Criada há quase 50 anos, a taxa é a principal fonte de receita da autarquia, mas é retida para atender prioridades do Estado, em séria crise financeira. Em 2015, por exemplo, o instituto não recebeu nenhum centavo e enfrentou R$ 38,5 milhões em despesas com R$ 8 milhões de receitas. Para Francisco Schardong, diretor da Federação da Agricultura do Rio Grande do Sul (Farsul), mesmo diante das dificuldades, o Estado deveria ter a consideração de prever ao menos parte da receita ao Irga. “Estamos perdendo a base da competitividade de nossa lavoura, a pesquisa e a transferência de tecnologia pela interrupção de projetos importantes”.
A Secretaria Estadual da Fazenda (Sefaz) fez acordo para repassar ao instituto R$ 60 milhões este ano, dois terços dos R$ 90 milhões que gera a CDO. As parcelas foram divididas em R$ 15 milhões em março e R$ 5 milhões mensais a partir de abril. A parcela de março teria atrasado. Se cumpridas, serão um desafogo.


Muito além da CDO

Outra perda importante gerada pela crise financeira que atinge o Instituto Rio Grandense do Arroz (Irga) com a apropriação dos valores da CDO pelo Estado é a de pessoal. Dezenas de pesquisadores e funcionários concursados não esquentaram banco na empresa pública, seguindo o caminho de companhias privadas ou concursos públicos por melhores remunerações e condições de trabalho.

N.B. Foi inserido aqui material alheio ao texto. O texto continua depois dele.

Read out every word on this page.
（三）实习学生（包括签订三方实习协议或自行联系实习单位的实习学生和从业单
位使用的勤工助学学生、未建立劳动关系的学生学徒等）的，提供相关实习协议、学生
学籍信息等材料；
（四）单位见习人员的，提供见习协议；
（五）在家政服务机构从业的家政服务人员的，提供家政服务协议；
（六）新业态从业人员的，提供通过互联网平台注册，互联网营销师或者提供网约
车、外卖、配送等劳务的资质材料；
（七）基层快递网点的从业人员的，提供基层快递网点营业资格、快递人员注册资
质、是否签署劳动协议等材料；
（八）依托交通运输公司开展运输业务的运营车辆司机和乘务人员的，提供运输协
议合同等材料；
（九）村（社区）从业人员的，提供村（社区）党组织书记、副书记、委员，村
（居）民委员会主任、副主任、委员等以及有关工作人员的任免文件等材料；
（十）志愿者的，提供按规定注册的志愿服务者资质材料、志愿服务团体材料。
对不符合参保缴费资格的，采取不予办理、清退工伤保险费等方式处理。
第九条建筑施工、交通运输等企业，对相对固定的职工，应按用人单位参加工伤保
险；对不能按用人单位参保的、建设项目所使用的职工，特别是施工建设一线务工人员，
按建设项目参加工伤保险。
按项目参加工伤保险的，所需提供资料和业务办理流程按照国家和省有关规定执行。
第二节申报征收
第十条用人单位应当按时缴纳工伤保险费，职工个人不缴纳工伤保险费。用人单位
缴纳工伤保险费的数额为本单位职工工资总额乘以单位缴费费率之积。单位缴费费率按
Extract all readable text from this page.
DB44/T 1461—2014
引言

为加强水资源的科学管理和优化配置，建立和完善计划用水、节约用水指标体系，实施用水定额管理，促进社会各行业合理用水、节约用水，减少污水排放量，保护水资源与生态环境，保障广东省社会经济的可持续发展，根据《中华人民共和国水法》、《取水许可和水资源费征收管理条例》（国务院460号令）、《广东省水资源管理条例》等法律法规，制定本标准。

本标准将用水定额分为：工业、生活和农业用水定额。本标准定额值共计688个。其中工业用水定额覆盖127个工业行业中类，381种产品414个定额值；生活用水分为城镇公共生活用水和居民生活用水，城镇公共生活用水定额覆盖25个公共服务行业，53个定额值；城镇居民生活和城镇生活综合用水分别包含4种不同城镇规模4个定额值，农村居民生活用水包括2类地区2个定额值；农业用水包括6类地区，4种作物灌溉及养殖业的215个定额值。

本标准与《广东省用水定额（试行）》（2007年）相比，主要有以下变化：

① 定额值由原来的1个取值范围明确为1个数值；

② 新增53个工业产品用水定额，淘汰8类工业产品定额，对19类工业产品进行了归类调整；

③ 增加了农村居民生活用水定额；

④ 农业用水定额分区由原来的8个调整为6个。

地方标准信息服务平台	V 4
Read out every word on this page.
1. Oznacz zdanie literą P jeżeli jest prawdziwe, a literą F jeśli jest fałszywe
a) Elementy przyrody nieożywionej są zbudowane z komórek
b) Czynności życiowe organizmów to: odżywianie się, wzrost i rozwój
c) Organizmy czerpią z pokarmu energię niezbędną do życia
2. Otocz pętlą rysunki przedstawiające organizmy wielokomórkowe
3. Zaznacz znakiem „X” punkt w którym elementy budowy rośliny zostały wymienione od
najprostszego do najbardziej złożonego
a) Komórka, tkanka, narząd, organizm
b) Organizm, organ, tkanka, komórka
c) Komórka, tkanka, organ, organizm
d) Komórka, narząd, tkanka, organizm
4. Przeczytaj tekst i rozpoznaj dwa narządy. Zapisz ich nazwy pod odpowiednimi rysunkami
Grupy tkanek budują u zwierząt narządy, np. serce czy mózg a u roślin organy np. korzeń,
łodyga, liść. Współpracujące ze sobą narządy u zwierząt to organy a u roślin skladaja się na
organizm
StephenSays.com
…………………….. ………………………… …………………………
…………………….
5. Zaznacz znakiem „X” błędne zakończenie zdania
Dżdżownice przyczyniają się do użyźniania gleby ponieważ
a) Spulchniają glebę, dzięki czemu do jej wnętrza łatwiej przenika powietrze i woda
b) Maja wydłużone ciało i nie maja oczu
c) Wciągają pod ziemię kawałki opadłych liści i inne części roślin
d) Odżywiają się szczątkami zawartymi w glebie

A perda é maior do que a de um simples funcionário. É perdido o tempo de treinamento, qualificação, o conhecimento gerado e o tempo de execução dos projetos, todos importantes para a cadeia produtiva. Um movimento reivindicatório foi criado pelo Sindicato dos Servidores do Irga e resultou em uma operação-padrão com a suspensão do anúncio dos dados de acompanhamento da colheita.

Para tentar resolver as perdas de pessoal, o descontentamento dos servidores e os custos que os funcionários têm com uso de celular, veículos e computadores próprios, conselheiros, diretoria e Federarroz buscaram convencer o governador a conceder uma gratificação de 50% sobre os salários. Entretanto, diante do atual quadro econômico do Estado, parcelamento de salários de servidores e renegociação de dívidas com a União, José Ivo Sartori não considerou o momento adequado.

Também levou em conta que o aumento poderia incluir dirigentes e servidores mais antigos, ampliando o abismo entre os salários. A posição gerou críticas de conselheiros, produtores e servidores e o governador não gostou do fato de a diretoria do Irga não defendê-lo, pois, ainda que indicados pelos arrozeiros, ocupam cargos políticos.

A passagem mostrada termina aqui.